連れ出した娘の親指から子供が生まれ、これまた輪をかけたやし酒のみで怪しい生き物だった。「ズルジル」という名前がある。幸い出会った「ドラム」「ソング」「ダンス」という善良な生物の中に赤ん坊を置いて出発する。

死者の国々を通過する有様は、チュツオーラの脳内でさまざまに変化し、読んでいるとまるで「ドラム」「ソング」「ダンス」を見せてくれるように揺さぶられ踊らされる。

運よく危険な魔物から逃れ、親切な一族に助けられ、探し出したやし酒作りは、死者は生者のところには戻れないという。
やし酒をたらふく飲ませてくれたが、別れ際に「卵」をくれた。その望むものが何でも出る魔法の卵をもって故郷に戻り、旱魃・飢饉で飢え死にする人々を救い、こっそり出しておいた金貨で大金持ちになる。
飢饉は「天の神」と「地の神」の争いで始まったものだった。貢物をもって行くと「天の神」は怒りを沈め。雨を降らす。

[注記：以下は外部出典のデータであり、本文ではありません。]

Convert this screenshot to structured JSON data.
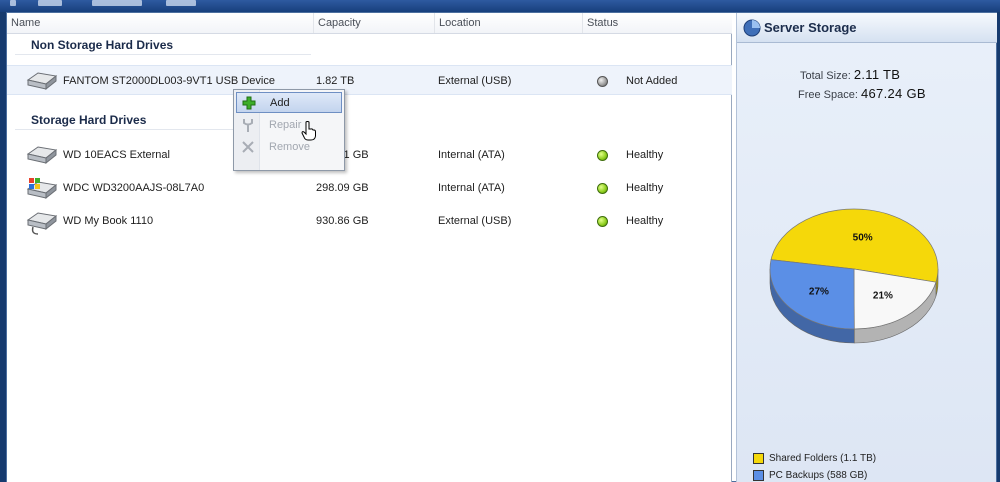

これはアフリカの風土から生まれた人たちの話で、チュツオーラが味付けして作り上げた神話に似た物語りではないだろうか。
我が国にも古事記から伝わる、神話、民話、伝承、文字のない時代の口伝の御伽噺などがある。異国の長い歴史の中で生まれ魂の奥深くに根付いたもの、根源的な死の恐怖や、想像力が作り出した妖怪変化や、アニミズム・力の及ばない大きな自然に対する畏れ、魂の救済も司どり心の支えになっている祈りの対象に持っている深い信仰心。このぶっとんだ「死者の国」の話は読んでいると遠いアフリカが少し身近に感じられる。
チュツオーラを読む、人間の原風景ともいえる、これらの話を読むとき、いつの間にかやし酒のみの旅が親しく響いてくる。
それにしても「打ち出の小槌」か「玉手箱」のようなものはどこにでもあるもので。人類共通の「望み」かも。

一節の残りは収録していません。